Drei Tote nach Zusammenprall

Es ist einer der schlimmsten Verkehrsunfälle im Landkreis Heilbronn in den vergangenen Jahren. Drei Tote, zwei Schwerverletzte – so lautet die erschütternde Bilanz eines Frontalzusammenpralls zweier Autos am Samstag auf der B 39 bei Kirchardt.


Kontrolle verloren

Es geschah am Abend gegen 18 Uhr. Eine Gruppe von vier befreundeten Männern im Alter von 17 bis 23 Jahren – allesamt Fußballspieler – war auf der Rückfahrt von einem Testspiel des Kreisligisten TSV Fürfeld, der beim TSV Steinsfurt zu Gast war.

Vermutlich aufgrund überhöhter Geschwindigkeit geriet der Renault Clio der jungen Männer in einer Linkskurve auf den rechten Grünstreifen, wenige Hundert Meter von Kirchardts Ortseinfahrt entfernt.

Beim Gegenlenken verlor der 21-jährige Fahrer die Kontrolle über sein Auto und schleuderte auf die andere Straßenseite. Dort prallte der Renault frontal gegen den entgegenkommenden VW Beetle einer 19-Jährigen aus Kirchardt und überschlug sich.


In Lebensgefahr

Als wenige Minuten später die Feuerwehrleute eintrafen, lebten drei der vier Männer nicht mehr, 18, 21 und 23 Jahre alt. Sie waren im Auto eingeklemmt. Ein 17-Jähriger wurde aus dem Wagen geschleudert, der Rettungsdienst brachte ihn ins Krankenhaus – er schwebte in Lebensgefahr.

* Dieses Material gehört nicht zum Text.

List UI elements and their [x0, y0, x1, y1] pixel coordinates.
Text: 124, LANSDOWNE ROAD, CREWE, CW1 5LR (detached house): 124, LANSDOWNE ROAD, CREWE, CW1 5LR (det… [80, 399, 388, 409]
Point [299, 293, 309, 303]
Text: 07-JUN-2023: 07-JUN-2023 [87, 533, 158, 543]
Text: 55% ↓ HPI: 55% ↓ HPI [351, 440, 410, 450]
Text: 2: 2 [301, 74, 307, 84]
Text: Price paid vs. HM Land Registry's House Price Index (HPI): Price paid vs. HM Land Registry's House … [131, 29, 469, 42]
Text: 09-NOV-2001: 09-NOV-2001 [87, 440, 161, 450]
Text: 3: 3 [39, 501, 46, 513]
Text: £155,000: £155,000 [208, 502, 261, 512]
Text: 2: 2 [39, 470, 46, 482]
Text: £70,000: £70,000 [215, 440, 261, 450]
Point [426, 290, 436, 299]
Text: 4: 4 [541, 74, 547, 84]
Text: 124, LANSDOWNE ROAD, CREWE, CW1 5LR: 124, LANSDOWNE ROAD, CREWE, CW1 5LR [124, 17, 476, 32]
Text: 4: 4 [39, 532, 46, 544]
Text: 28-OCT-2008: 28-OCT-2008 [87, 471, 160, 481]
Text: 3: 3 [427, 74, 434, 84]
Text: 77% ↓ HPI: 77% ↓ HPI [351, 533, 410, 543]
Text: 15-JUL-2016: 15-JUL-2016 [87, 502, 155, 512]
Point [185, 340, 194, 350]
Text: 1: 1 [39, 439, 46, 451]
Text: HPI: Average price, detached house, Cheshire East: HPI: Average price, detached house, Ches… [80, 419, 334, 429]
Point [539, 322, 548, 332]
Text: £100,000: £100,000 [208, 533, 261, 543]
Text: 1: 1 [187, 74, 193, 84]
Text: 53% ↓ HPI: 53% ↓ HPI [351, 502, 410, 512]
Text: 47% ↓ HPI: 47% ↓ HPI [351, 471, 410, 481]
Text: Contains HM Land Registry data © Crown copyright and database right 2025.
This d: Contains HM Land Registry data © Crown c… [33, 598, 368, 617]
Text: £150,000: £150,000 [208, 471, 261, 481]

Die 19-jährige Fahrerin des Beetle wurde beim Aufprall in ihrem Auto eingeklemmt und schwer verletzt, auch sie wurde sofort ins Krankenhaus gebracht. Ein Hubschrauber, vier Notärzte und vier Rettungswagen waren im Einsatz.


Betreuung

Trauer, Verzweiflung. Freunde und Angehörige mussten das Geschehen mit ansehen. Der Clio war eines von mehreren Autos, die über die Strecke von Steinsfurt über Kirchardt nach Hause unterwegs waren. Als Kirchardts Bürgermeister Rudi Kübler vom Unfall erfahren hatte, entschied er sich nach Absprache mit Seelsorgern, den DRK-Vereinsraum zu öffnen. Dort wurden die Menschen, die all das mitverfolgen mussten, weiter betreut.


Trauerbuch

Man habe zusätzlich die Bad Rappenauer Feuerwehr alarmiert, sagt Feuerwehr-Einsatzleiter Markus Bucher – auch, wenn sie zuletzt nicht mehr gebraucht wurde. Es war nicht das erste Mal, dass es auf der Strecke zu einem schweren Unfall kam. Nach Angaben von Bucher gab es das in der Vergangenheit immer wieder, auch mit tödlichem Ende.

Einen Tag nach dem Unglück trägt die Website des TSV Fürfeld schwarz. "Wir sind tief bestürzt und können es noch gar nicht begreifen. Wir trauern um unsere Jungs", ist dort zu lesen. Auch ein Trauerbuch wurde eingerichtet. "Die gesamte Fürfelder Ortschaft ist tief bestürzt und wie hypnotisiert", schreibt Ortsvorsteher Marcel Mayer.


Extreme Situation

Zwölf Seelsorger waren am Samstag vor Ort, um sich um Angehörige und Freunde der Verunglückten zu kümmern. Viele saßen völlig aufgelöst auf dem wenige Meter entfernten Parkplatz an einem Waldrand. Auch für die Feuerwehrleute war es ein sehr schwieriger Einsatz. "So etwas ist immer sehr belastend", sagte Kreisbrandmeister Uwe Vogel. Die Feuerwehrleute hatten dem Rettungsdienst vor dessen Eintreffen Zugang zur schwer verletzten Fahrerin des VW verschafft.


Große Anteilnahme

Die Trauer um die drei jungen Männer, die am Samstagabend ums Leben gekommen sind, ist groß. Im virtuellen Trauerbuch auf der Website des TSV Fürfeld haben sich bereits mehr als 300 Menschen eingetragen, darunter viele Freunde, Angehörige und Bekannte der Verunglückten. Auch Mitglieder benachbarter Fußballvereine bekunden ihr Mitgefühl. Am Unglücksort wurden bereits Blumen hinterlegt, viele Kerzen brennen dort.